Tag Archives: momentum of an airplane taking off

College Physics by Openstax Chapter 8 Problem 3


(a) At what speed would a 2.00×104-kg airplane have to fly to have a momentum of 1.60×109 kg⋅m/s (the same as the ship’s momentum in the problem above)? (b) What is the plane’s momentum when it is taking off at a speed of 60.0 m/s? (c) If the ship is an aircraft carrier that launches these airplanes with a catapult, discuss the implications of your answer to (b) as it relates to recoil effects of the catapult on the ship.


Solution:

Linear momentum (momentum for brevity) is defined as the product of a system’s mass multiplied by its velocity. In symbols, linear momentum \textbf{p} is defined as

\textbf{p}=m \textbf{v},

where m is the mass of the system and \textbf{v} is its velocity.

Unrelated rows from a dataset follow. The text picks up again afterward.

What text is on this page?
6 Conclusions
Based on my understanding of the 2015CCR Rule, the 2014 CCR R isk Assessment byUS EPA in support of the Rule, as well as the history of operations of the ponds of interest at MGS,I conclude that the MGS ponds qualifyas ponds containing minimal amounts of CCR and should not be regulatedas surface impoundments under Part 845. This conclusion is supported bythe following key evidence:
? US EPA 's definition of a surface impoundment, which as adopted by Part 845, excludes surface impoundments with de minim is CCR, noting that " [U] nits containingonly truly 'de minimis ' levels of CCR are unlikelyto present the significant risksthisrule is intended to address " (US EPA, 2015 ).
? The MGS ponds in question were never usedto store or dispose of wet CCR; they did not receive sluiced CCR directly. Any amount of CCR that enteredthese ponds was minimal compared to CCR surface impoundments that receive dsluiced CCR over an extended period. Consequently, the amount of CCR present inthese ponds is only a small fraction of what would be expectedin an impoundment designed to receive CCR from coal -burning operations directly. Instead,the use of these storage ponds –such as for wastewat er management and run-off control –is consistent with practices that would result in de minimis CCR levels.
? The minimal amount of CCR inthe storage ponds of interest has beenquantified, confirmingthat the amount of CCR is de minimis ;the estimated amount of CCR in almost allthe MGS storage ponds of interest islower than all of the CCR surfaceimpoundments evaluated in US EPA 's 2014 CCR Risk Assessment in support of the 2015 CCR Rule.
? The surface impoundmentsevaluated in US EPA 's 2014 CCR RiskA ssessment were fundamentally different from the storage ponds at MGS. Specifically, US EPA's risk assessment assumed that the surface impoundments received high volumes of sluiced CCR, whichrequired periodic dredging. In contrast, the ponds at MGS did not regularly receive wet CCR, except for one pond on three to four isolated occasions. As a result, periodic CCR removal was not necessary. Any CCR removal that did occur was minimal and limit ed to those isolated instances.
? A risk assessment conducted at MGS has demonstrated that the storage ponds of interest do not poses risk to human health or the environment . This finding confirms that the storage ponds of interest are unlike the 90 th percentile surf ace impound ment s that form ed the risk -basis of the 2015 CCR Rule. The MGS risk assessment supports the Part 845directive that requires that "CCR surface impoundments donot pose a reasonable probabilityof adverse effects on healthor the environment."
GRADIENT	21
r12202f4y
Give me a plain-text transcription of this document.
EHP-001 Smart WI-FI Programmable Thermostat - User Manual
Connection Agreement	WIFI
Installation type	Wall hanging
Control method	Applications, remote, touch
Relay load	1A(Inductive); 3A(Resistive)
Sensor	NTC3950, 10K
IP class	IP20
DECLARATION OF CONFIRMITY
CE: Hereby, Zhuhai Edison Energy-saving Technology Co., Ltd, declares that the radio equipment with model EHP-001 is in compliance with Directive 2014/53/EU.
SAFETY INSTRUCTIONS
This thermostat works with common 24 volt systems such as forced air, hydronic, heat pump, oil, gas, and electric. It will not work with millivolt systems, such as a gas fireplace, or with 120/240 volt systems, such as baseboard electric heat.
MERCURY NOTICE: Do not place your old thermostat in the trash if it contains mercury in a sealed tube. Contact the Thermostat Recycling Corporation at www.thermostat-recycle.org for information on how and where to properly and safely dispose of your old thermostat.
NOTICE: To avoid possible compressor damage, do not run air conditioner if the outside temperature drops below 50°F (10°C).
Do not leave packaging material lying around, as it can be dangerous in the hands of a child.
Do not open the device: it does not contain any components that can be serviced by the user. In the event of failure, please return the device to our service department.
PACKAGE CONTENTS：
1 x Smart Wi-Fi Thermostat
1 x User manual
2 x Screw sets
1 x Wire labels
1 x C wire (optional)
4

Part A. The Speed of an Airplane Given its Momentum

The airplane has the following quantities given:

\begin{align*}
m_{\text{airplane}} & = 2.00 \times 10^{4}\ \text{kg} \\
\textbf{p}_{\text{airplane}} & = 1.60 \times 10^{9}\ \text{kg} \cdot \text{m}/\text{s}
\end{align*}

Using the formula of momentum, we can solve for the velocity in terms of the other variables. We can then substitute the given quantities to solve for the velocity of the airplane.

\begin{align*}
\textbf{p}_{\text{airplane}} & = m_{\text{airplane}} \textbf{v}_{\text{airplane}} \\
\textbf{v}_{\text{airplane}} & = \frac{\textbf{p}_{\text{airplane}}}{m_{\text{airplane}}} \\
\textbf{v}_{\text{airplane}} & = \frac{1.60 \times 10^{9}\ \text{kg} \cdot \text{m}/\text{s}}{2.00 \times 10^{4}\ \text{kg}} \\
\textbf{v}_{\text{airplane}} & = 80000\ \text{m}/\text{s} \\
\textbf{v}_{\text{airplane}} & = 8.00 \times 10^{4}\ \text{m}/\text{s}\ \qquad \ \color{DarkOrange} \left( \text{Answer} \right)
\end{align*}

Part B. The Airplane’s Momentum When it is Taking Off

In this case, we are given the following properties of an airplane taking off:

\begin{align*}
m_{\text{airplane}} & = 2.00 \times 10^{4}\ \text{kg} \\
\textbf{v}_{\text{airplane}} & = 60.0\ \text{m}/\text{s} \\
\end{align*}

The momentum of the airplane at this instance is calculated as

\begin{align*}
\textbf{p}_{\text{airplane}} & = m_{\text{airplane}} \textbf{v}_{\text{airplane}} \\
\textbf{p}_{\text{airplane}} & = \left( 2.00 \times 10^{4}\ \text{kg} \right)\left( 60.0\ \text{m}/\text{s} \right) \\
\textbf{p}_{\text{airplane}} & = 1200000\ \text{kg} \cdot \text{m}/\text{s} \\
\textbf{p}_{\text{airplane}} & = 1.20 \times 10^{6}\ \text{kg} \cdot \text{m}/\text{s}\ \qquad \ \color{DarkOrange} \left( \text{Answer} \right)
\end{align*}

Part C

Since the momentum of the airplane is 3 orders of magnitude smaller than the ship, the ship will not recoil very much. The recoil would be -0.01 m/s, which is probably not noticeable.